Dubai gets 3 days of rain a year and as luck would have it, we got one of those days. Not a big deal in normal circumstances, however Dubai Autodrome has no drainage and we had no wet weather equipment, including wet tyres!

This race was a true test of survival unlike any other 24hr race I had done before. Not because it was physically demanding but because we were not equipped for the weather and as such a moving liability on track.

We encountered the usual 24hr race gremlins, broken gearbox in qualifying but suitably recified, electrical gremlins in my opening stint and the rare issue of wheel studs sheering, not to mention another electrical fault preventing the battery from charging, but that aside the car ran like a train. No, the the biggest test of survival was racing at night in Dubai with worn road tyres that were never designed for wet use.

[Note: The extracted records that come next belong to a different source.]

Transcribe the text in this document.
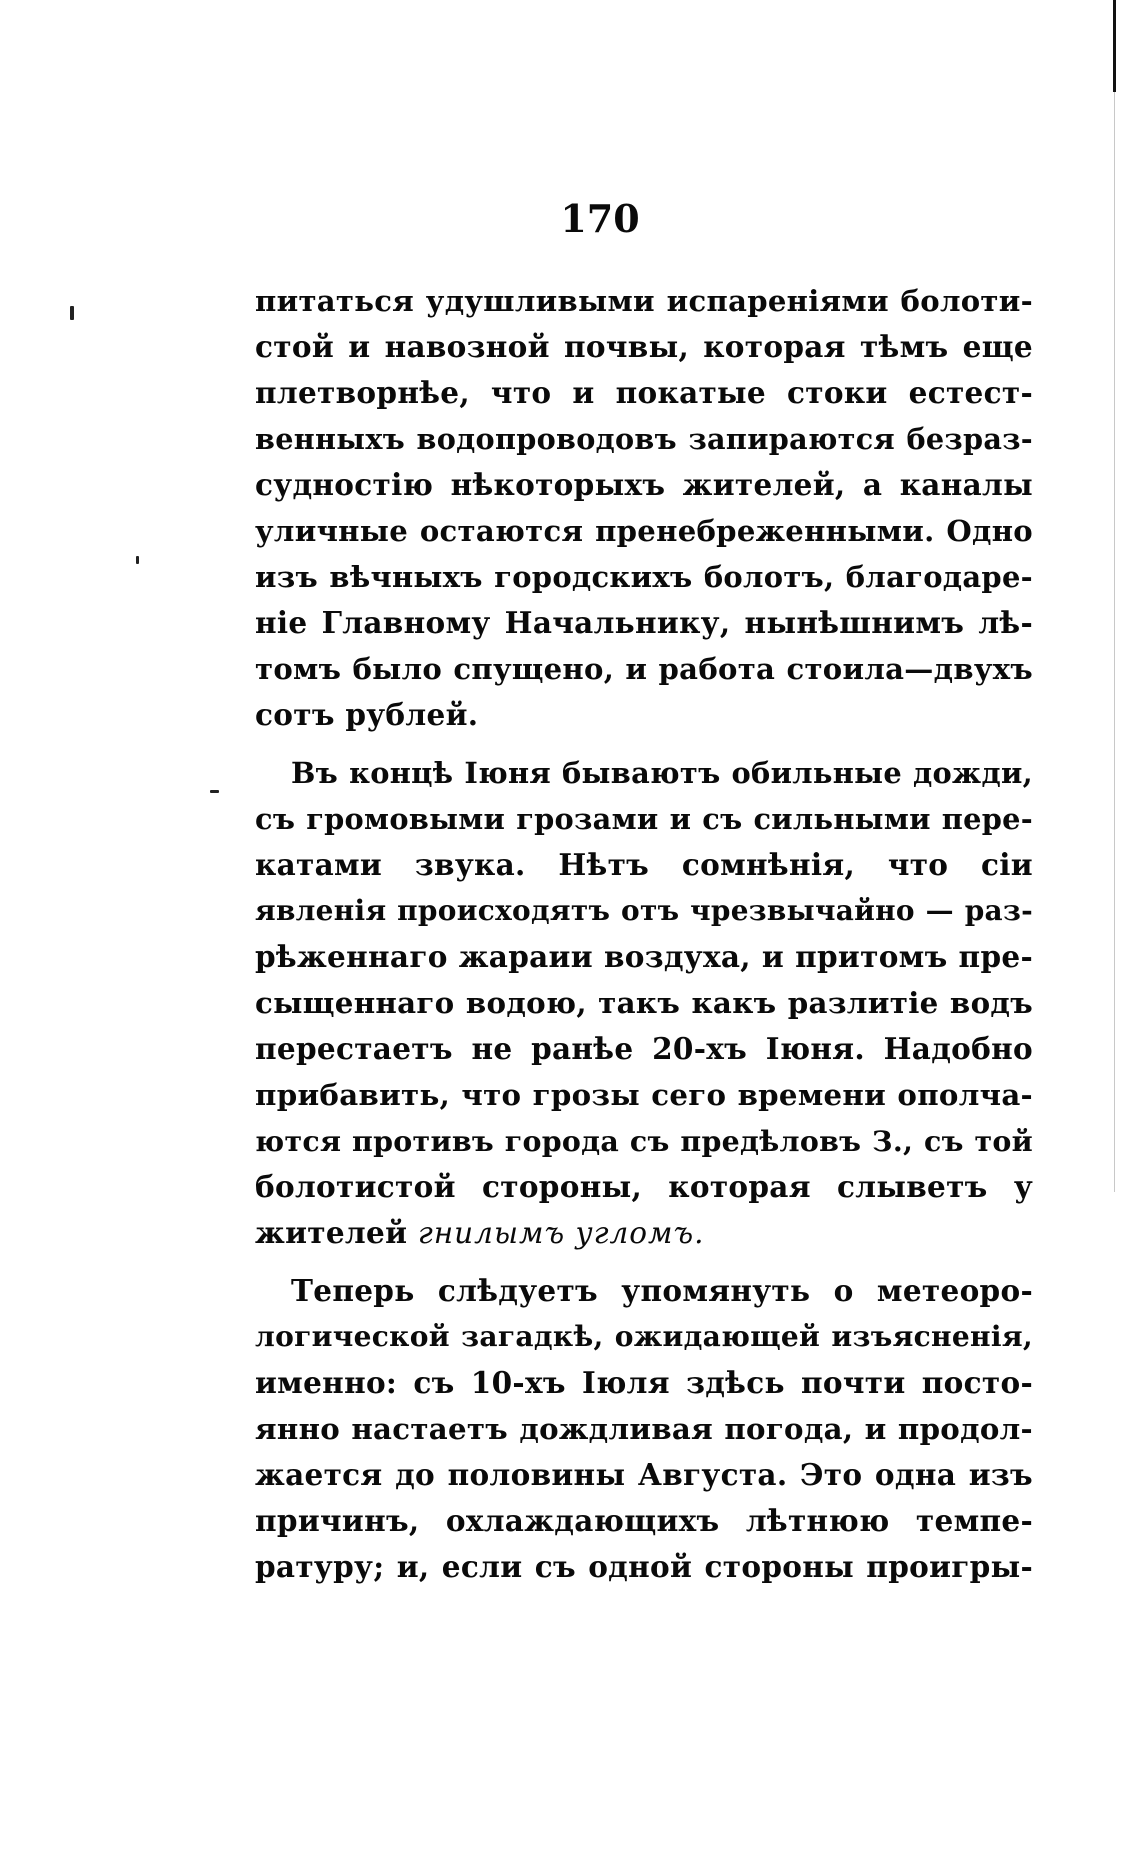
170
питаться удушливыми испареніями болоти-
стой и навозной почвы, которая тѣмъ еще
плетворнѣе, что и покатые стоки естест-
венныхъ водопроводовъ запираются безраз-
судностію нѣкоторыхъ жителей, а каналы
уличные остаются пренебреженными. Одно
изъ вѣчныхъ городскихъ болотъ, благодаре-
ніе Главному Начальнику, нынѣшнимъ лѣ-
томъ было спущено, и работа стоила—двухъ
сотъ рублей.
Въ концѣ Іюня бываютъ обильные дожди,
съ громовыми грозами и съ сильными пере-
катами звука. Нѣтъ сомнѣнія, что сіи
явленія происходятъ отъ чрезвычайно — раз-
рѣженнаго жараии воздуха, и притомъ пре-
сыщеннаго водою, такъ какъ разлитіе водъ
перестаетъ не ранѣе 20-хъ Іюня. Надобно
прибавить, что грозы сего времени ополча-
ются противъ города съ предѣловъ З., съ той
болотистой стороны, которая слыветъ у
жителей гнилымъ угломъ.
Теперь слѣдуетъ упомянуть о метеоро-
логической загадкѣ, ожидающей изъясненія,
именно: съ 10-хъ Іюля здѣсь почти посто-
янно настаетъ дождливая погода, и продол-
жается до половины Августа. Это одна изъ
причинъ, охлаждающихъ лѣтнюю темпе-
ратуру; и, если съ одной стороны проигры-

You see Dubai Autodrome doesn’t have drainage… why should it, it doesn’t rain! Add to that an 800kilo supercharged car on worn Kumho road tyres, a track that when its wet is like a polished black piano with the lights from all the construction around the circuit reflecting off it. As if this isn’t enough, the wet dust is like driving on a salted winter road but without windscreen washers (its a racer after all) and the mirrors don’t work because they to are also plastered in dirt. All of this is quite manageable if you can circulate at a comparable pace to the field, but when you’re the only car on road tyres against Porsche RSR's and even Clio Cup cars on full racing wets there is a significant speed differential and we had no idea what was coming and from where. Its not dangerous because there’s loads of space and the Lotus Exige is a well built car but you cant help think what’s the point in risking your teams retirement and maybe someone else’s just because you have the wrong tyres. We were loosing time hand over fist to everyone as it was.

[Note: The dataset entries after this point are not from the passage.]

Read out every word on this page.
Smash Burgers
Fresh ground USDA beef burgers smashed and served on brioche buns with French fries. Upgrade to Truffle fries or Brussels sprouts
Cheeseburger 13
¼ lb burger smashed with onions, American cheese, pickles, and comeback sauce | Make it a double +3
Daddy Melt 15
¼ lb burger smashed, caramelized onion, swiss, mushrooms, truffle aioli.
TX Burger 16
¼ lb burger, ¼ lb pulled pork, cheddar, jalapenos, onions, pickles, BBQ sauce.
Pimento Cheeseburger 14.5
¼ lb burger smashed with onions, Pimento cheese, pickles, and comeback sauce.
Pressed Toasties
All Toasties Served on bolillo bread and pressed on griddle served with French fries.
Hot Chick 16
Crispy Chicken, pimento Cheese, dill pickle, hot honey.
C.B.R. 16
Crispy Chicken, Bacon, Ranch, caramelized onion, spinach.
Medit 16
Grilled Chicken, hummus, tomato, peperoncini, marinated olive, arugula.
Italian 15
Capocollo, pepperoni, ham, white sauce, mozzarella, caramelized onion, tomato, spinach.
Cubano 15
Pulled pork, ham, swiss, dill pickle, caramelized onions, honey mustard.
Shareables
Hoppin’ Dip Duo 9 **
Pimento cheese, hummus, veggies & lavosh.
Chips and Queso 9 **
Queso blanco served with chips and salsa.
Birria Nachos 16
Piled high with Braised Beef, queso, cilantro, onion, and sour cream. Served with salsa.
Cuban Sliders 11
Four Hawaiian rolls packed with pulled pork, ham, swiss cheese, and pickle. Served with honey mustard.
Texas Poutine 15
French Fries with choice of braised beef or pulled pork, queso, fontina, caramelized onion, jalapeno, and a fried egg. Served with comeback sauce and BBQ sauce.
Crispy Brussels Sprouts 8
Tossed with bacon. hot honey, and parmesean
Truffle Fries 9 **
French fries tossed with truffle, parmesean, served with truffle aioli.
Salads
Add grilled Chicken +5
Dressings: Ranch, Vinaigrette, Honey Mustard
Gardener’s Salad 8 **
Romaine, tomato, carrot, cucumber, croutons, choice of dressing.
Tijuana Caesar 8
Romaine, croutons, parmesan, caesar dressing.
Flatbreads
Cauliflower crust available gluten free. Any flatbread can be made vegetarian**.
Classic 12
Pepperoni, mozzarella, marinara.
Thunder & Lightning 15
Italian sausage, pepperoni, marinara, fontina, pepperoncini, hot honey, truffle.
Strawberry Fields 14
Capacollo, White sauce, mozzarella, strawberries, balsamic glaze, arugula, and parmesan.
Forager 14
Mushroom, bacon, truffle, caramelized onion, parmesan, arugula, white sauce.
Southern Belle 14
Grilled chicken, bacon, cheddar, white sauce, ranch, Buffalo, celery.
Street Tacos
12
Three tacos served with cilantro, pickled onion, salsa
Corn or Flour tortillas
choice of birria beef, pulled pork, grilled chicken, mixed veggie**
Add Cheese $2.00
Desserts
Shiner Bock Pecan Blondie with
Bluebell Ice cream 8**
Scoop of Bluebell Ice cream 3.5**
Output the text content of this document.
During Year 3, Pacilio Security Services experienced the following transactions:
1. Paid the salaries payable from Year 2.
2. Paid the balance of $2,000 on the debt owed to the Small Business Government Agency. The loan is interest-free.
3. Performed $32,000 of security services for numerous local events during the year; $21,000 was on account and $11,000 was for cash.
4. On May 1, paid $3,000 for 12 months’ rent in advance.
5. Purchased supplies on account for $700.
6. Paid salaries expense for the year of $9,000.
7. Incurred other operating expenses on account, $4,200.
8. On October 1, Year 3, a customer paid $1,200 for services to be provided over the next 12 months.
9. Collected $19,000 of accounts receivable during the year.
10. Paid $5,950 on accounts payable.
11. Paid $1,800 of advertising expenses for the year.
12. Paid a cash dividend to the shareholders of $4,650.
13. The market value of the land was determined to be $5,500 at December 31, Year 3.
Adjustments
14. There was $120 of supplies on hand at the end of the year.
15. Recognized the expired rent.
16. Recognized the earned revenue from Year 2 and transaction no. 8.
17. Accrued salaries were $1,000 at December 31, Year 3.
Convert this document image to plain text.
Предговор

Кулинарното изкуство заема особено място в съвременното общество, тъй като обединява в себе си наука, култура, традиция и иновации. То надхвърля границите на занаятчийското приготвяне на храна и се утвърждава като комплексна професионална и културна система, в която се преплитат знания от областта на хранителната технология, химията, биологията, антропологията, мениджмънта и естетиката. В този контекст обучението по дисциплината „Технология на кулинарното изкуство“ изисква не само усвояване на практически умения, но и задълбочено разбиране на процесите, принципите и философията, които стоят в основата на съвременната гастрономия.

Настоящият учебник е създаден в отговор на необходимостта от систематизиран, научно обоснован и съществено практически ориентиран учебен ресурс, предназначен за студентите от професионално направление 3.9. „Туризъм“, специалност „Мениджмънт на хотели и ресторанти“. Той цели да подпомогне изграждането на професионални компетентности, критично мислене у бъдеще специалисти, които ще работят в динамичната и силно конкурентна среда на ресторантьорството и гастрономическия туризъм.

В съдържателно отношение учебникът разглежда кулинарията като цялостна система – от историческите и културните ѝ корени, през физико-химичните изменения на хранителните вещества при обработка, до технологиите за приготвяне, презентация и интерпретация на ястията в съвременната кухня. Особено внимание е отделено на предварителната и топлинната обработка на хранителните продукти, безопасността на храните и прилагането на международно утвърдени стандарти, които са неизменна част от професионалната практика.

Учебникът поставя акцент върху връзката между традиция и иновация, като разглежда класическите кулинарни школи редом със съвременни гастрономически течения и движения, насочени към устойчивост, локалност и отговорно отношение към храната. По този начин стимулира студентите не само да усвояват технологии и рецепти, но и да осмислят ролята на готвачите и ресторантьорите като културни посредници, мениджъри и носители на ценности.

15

After all the drivers had driven at night in these conditions a set of new Yokohama wets was found! My first lap around on these tyres was 10 seconds faster than any previous wet lap in the race showing the difference and of course I was going to get faster. Where before, the 997 Porsches were driving around the outside of us in corners, we were now driving around their outside. We also went from running 15 seconds a lap slower than the P2 car to running 5 seconds a lap faster and this with the cars tracking all messed up after a previous crash which left the steering wheel pointing 45 degrees to the right.

Anyway, some bad luck befell the P2 car and we took the position from them eventually. But to be honest this is the first and only race where the finishing position stopped mattering and just finishing became the challenge.

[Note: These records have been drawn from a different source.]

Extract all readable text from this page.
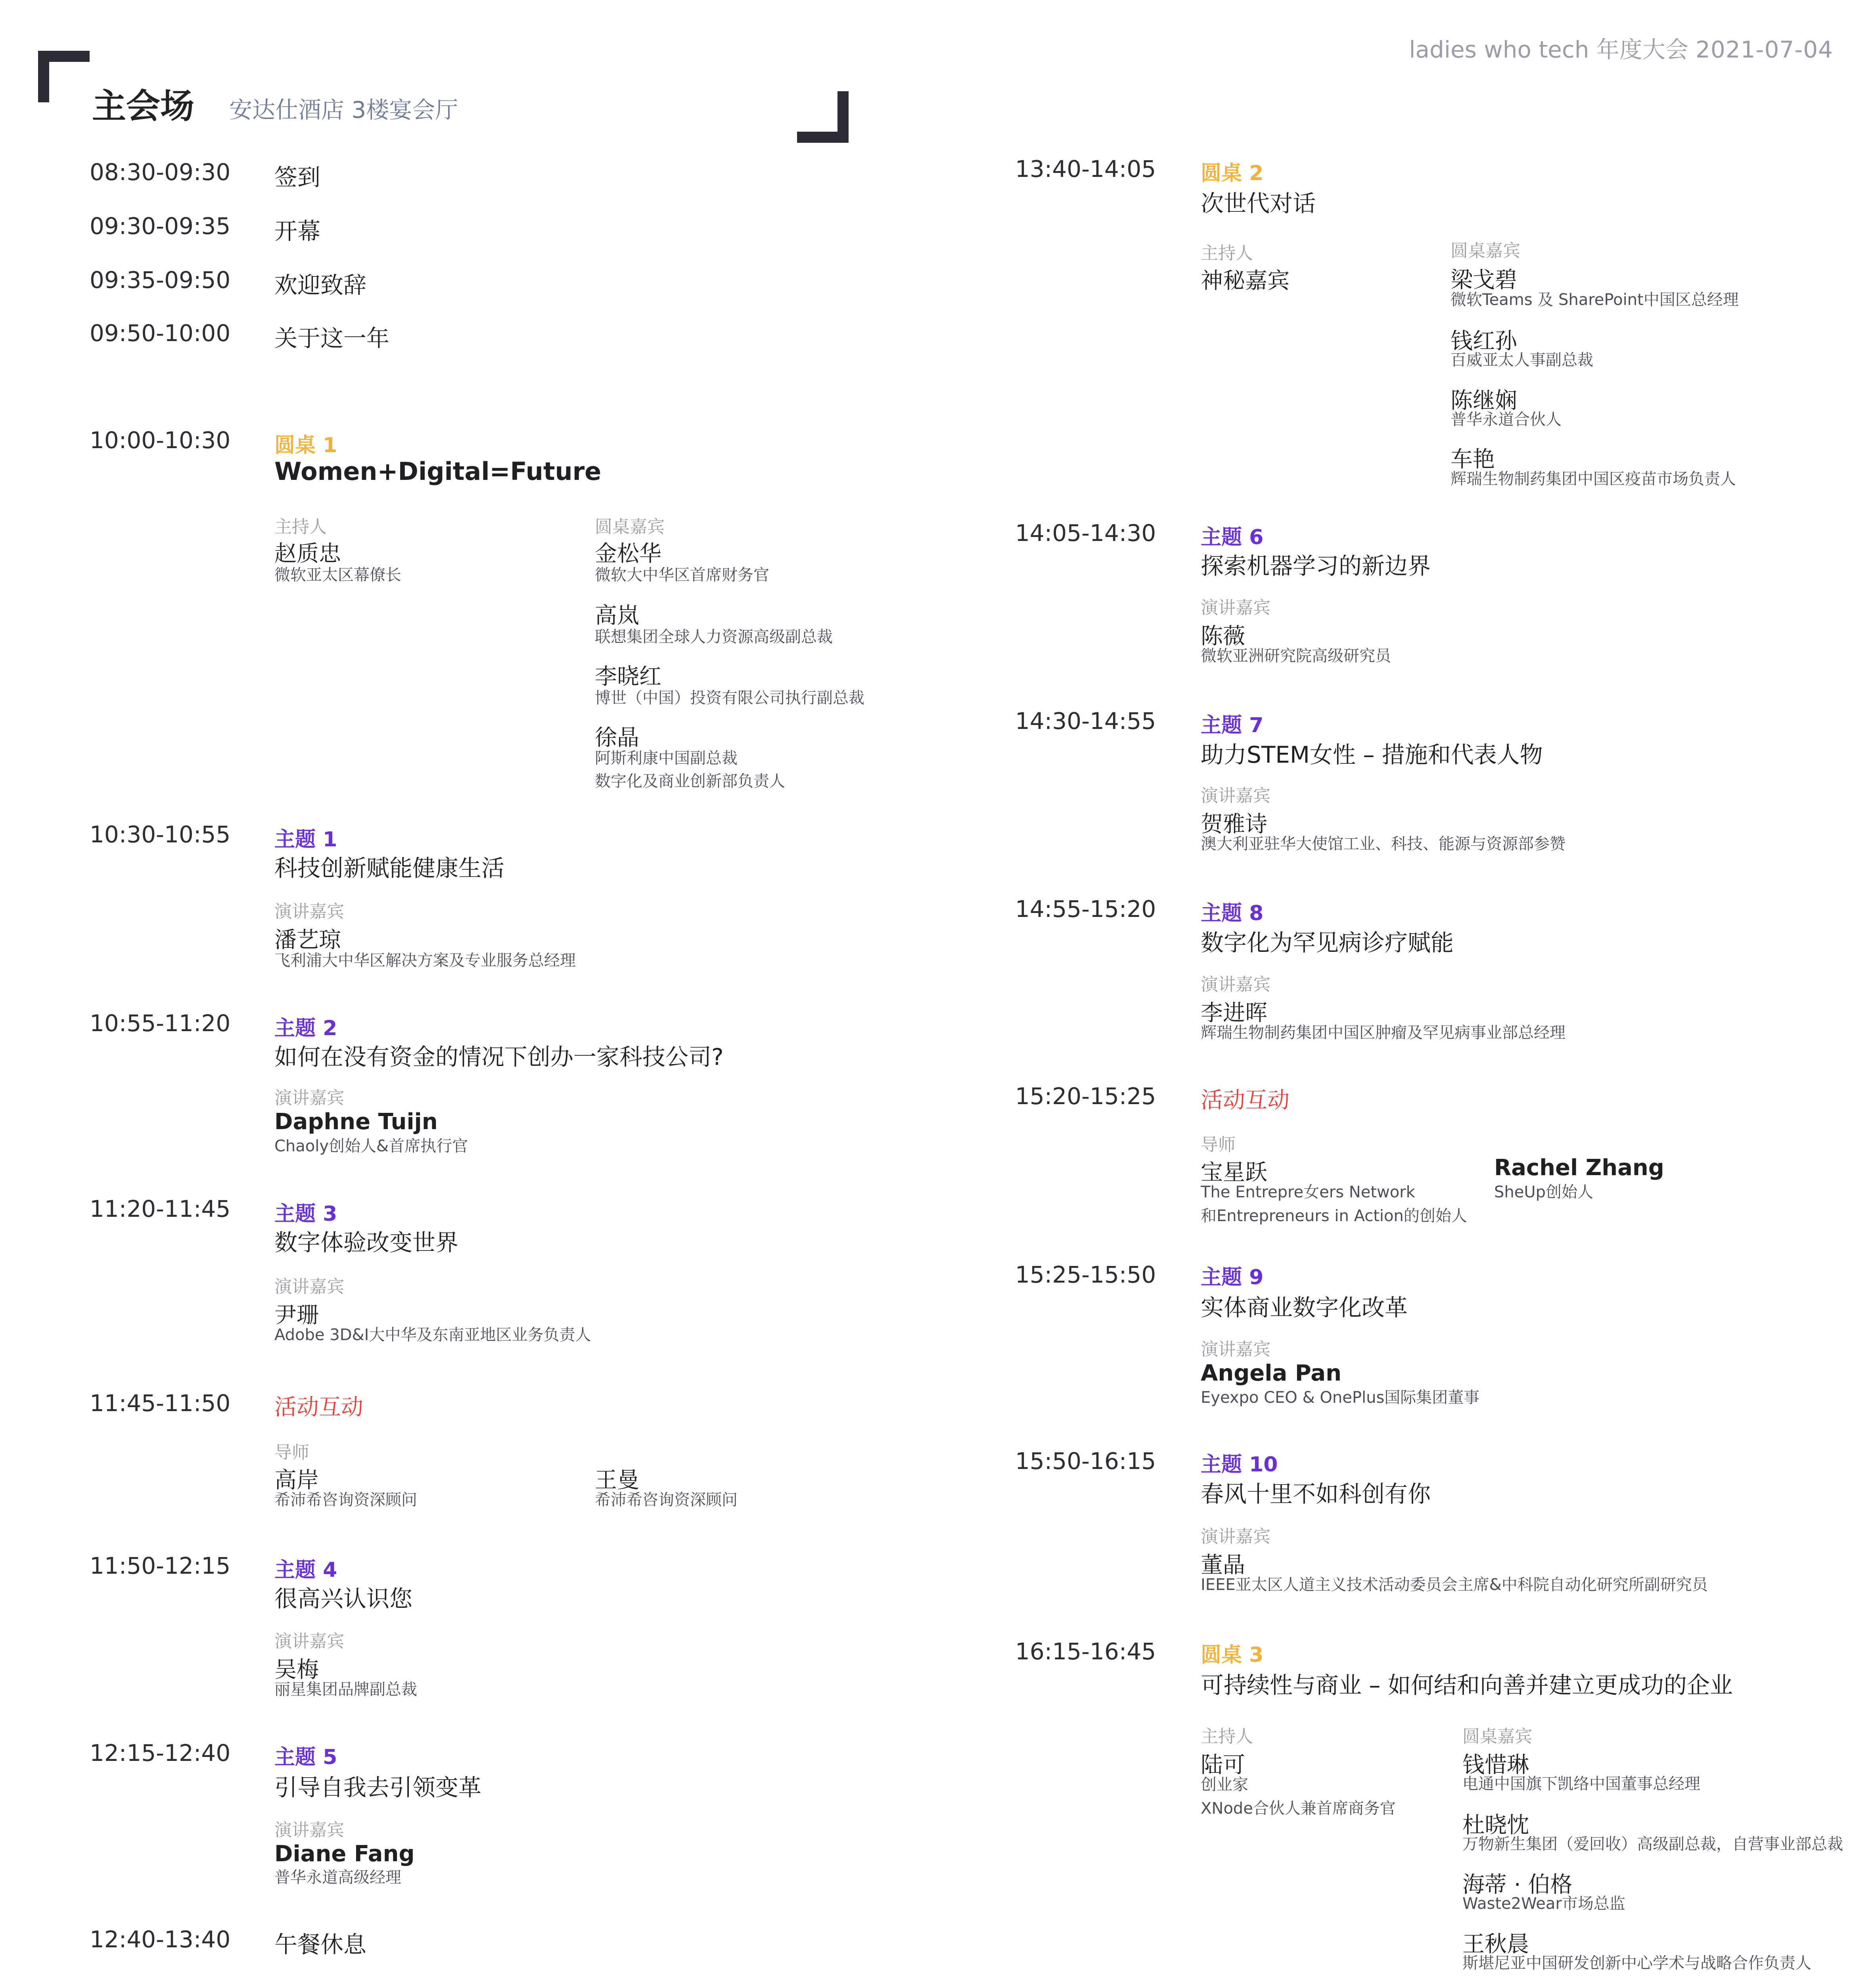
ladies who tech 年度大会 2021-07-04
主会场 安达仕酒店 3楼宴会厅
08:30-09:30 签到
09:30-09:35 开幕
09:35-09:50 欢迎致辞
09:50-10:00 关于这一年
10:00-10:30 圆桌 1
Women+Digital=Future
主持人
赵质忠
微软亚太区幕僚长
圆桌嘉宾
金松华
微软大中华区首席财务官
高岚
联想集团全球人力资源高级副总裁
李晓红
博世（中国）投资有限公司执行副总裁
徐晶
阿斯利康中国副总裁
数字化及商业创新部负责人
10:30-10:55 主题 1
科技创新赋能健康生活
演讲嘉宾
潘艺琼
飞利浦大中华区解决方案及专业服务总经理
10:55-11:20 主题 2
如何在没有资金的情况下创办一家科技公司?
演讲嘉宾
Daphne Tuijn
Chaoly创始人&首席执行官
11:20-11:45 主题 3
数字体验改变世界
演讲嘉宾
尹珊
Adobe 3D&I大中华及东南亚地区业务负责人
11:45-11:50 活动互动
导师
高岸
希沛希咨询资深顾问
王曼
希沛希咨询资深顾问
11:50-12:15 主题 4
很高兴认识您
演讲嘉宾
吴梅
丽星集团品牌副总裁
12:15-12:40 主题 5
引导自我去引领变革
演讲嘉宾
Diane Fang
普华永道高级经理
12:40-13:40 午餐休息
13:40-14:05 圆桌 2
次世代对话
主持人
神秘嘉宾
圆桌嘉宾
梁戈碧
微软Teams 及 SharePoint中国区总经理
钱红孙
百威亚太人事副总裁
陈继娴
普华永道合伙人
车艳
辉瑞生物制药集团中国区疫苗市场负责人
14:05-14:30 主题 6
探索机器学习的新边界
演讲嘉宾
陈薇
微软亚洲研究院高级研究员
14:30-14:55 主题 7
助力STEM女性 – 措施和代表人物
演讲嘉宾
贺雅诗
澳大利亚驻华大使馆工业、科技、能源与资源部参赞
14:55-15:20 主题 8
数字化为罕见病诊疗赋能
演讲嘉宾
李进晖
辉瑞生物制药集团中国区肿瘤及罕见病事业部总经理
15:20-15:25 活动互动
导师
宝星跃
The Entrepre女ers Network
和Entrepreneurs in Action的创始人
Rachel Zhang
SheUp创始人
15:25-15:50 主题 9
实体商业数字化改革
演讲嘉宾
Angela Pan
Eyexpo CEO & OnePlus国际集团董事
15:50-16:15 主题 10
春风十里不如科创有你
演讲嘉宾
董晶
IEEE亚太区人道主义技术活动委员会主席&中科院自动化研究所副研究员
16:15-16:45 圆桌 3
可持续性与商业 – 如何结和向善并建立更成功的企业
主持人
陆可
创业家
XNode合伙人兼首席商务官
圆桌嘉宾
钱惜琳
电通中国旗下凯络中国董事总经理
杜晓忱
万物新生集团（爱回收）高级副总裁，自营事业部总裁
海蒂 · 伯格
Waste2Wear市场总监
王秋晨
斯堪尼亚中国研发创新中心学术与战略合作负责人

Having now driven a Lotus Exige in a 24hr race, I am very confident that given the right preparation, a fairly standard version could easily take the fight to BMW in the up to 3000cc class and maybe achieve a staggering overall result.

A special thanks must go my team mates Andrew Donaldson, Martin Richter and Mirco Schultis who went through these conditions and to the Lotus factory engineers David Wilson and Russell Gibbons who came out with us and straight away operated at a level that convinced me a Lotus is capable of 24hr racing glory.

The regular RED Motorsport team members led by Martin Roos made the best they could and were great bunch to go racing with.